Rewriting Immunity: Epigenetic Memory and the Rise of Trained Type-2 Responses

I have been fascinated with type 2 immunity for a good part of a decade and decided to re-read this fabulous review by Franziska Hartung and Julia Esser-von Bieren, Trained immunity in type 2 immune responses. Hartung and Bieren beautifully synthesize emerging evidence that trained immunity plays a substantial role in shaping type 2 immune responses such as helminth infection, allergy, and asthma. Definition of trained immunity according to leading experts in the field, is “long-term functional reprogramming of innate immune cells, which is evoked by exogenous or endogenous insults and which leads to an altered response towards a second challenge after the return to a non-activated state.” This type of epigenetic and metabolic programming can act on long lived innate cells such as NK cells, macrophages and monocytes, HSCs. More recently, there's been suggestions of innate memory potential on eosinophils and ILCs as well.

In thinking about this review and rather than regurgitating the highlights..I’d like to just think out loud- some of the broad strokes about type 2 immunity.

One thing that has always struck out to me is how anything that doesn’t fit in type 1 immunity is bucketed as a type 2 immunity. But, the reality is that type 2 immunity has a wide spectrum from allergy, autoimmunity, asthma, helminths infections, metabolic diseases as well as fibrosis. Having said that, you can imagine how complex the triggers and the resulting consequences can be.
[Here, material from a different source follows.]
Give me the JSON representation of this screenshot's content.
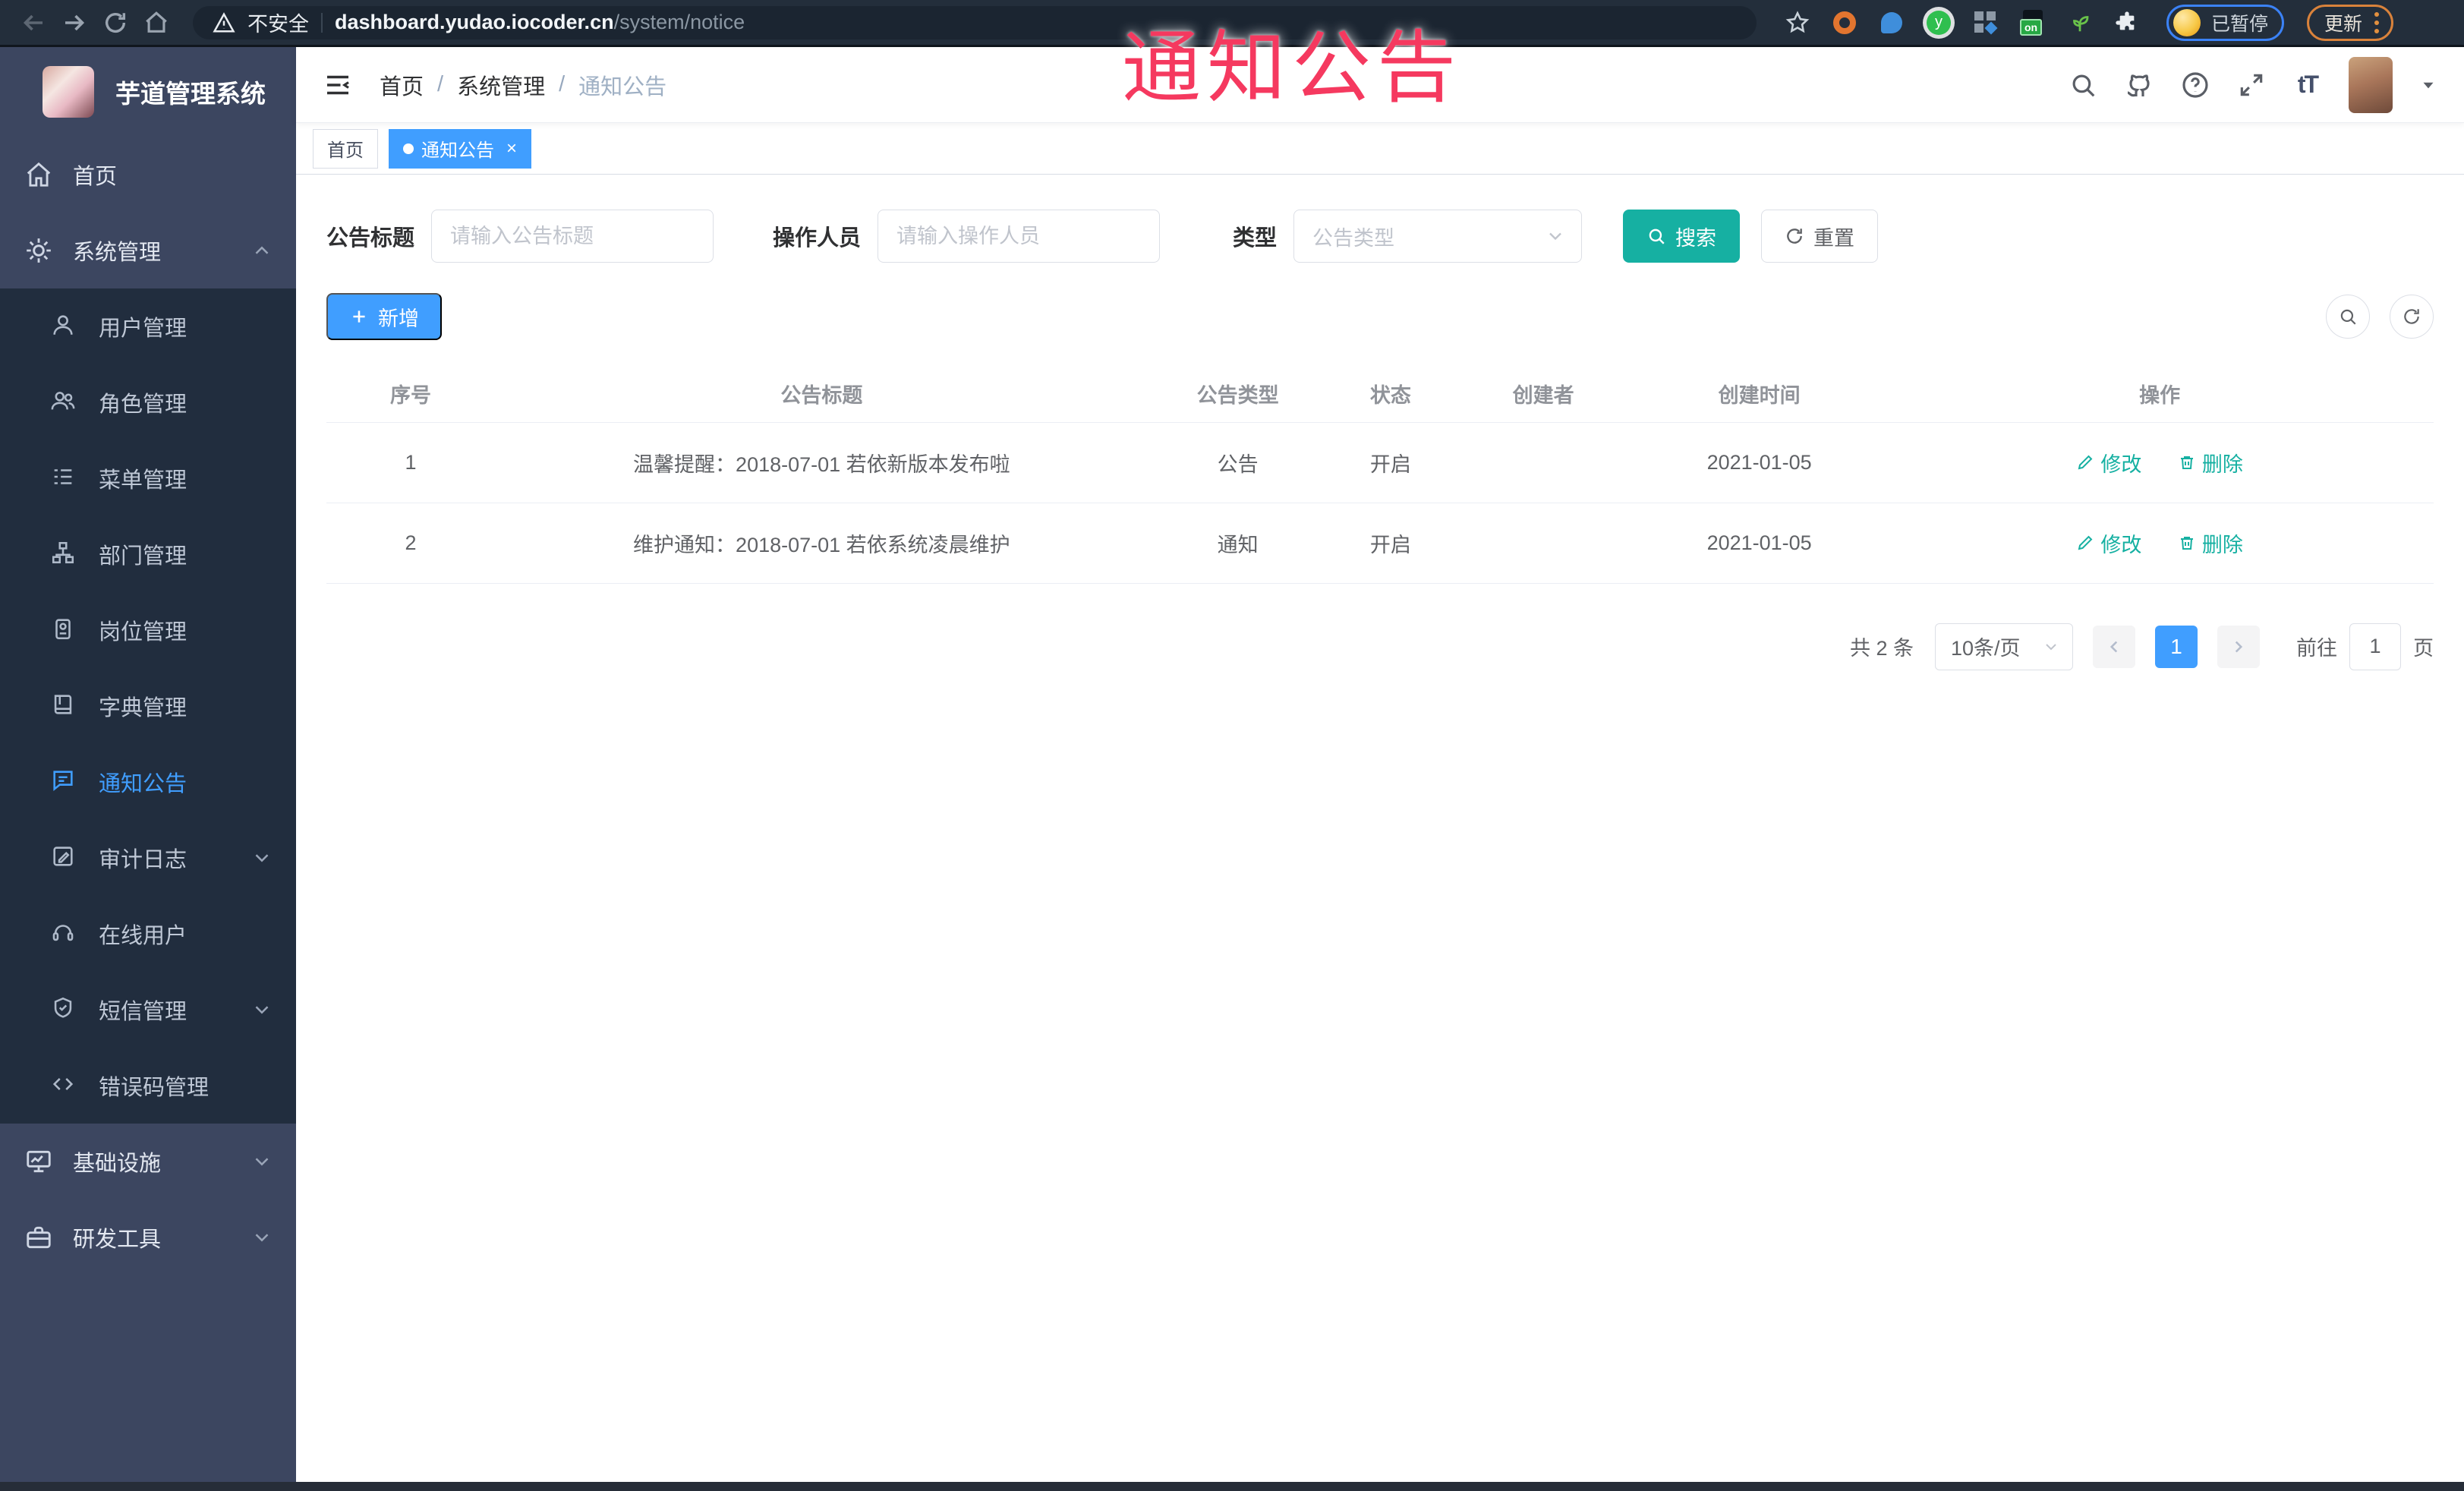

For instance, a helminth infection and an asthmatic response may result in eosinophilia, yet the consequences of this exuberant eosinophilia can be incredibly host protective during helminths infection in mounting a robust type 2 immune response against a secondary helminth infection.. while maintenance of such eosinophils can also be immensely pathogenic and inflammatory in asthma. This complexity is telling of how underappreciated the diverse type 2 immune responses really are.

This is almost a conversation starter and we can let this incubate and circle back to it and let it evolve over this month. But, as far as the review goes.. one of the many enigmatic and open questions that still remain in the field of trained immunity and type 2 immunity - I hadn’t thought much about this one:

Do IL-33-responsive progenitors in the bone marrow form a long-term memory niche that sustains chronic asthma even in the absence of allergen exposure. If so, can this explain why there is a persistent inflammation in CRSwNP and NSAID-exacerbated diseases. Why don’t you chew on that for a bit and I’ll think of something else to talk about tomorrow.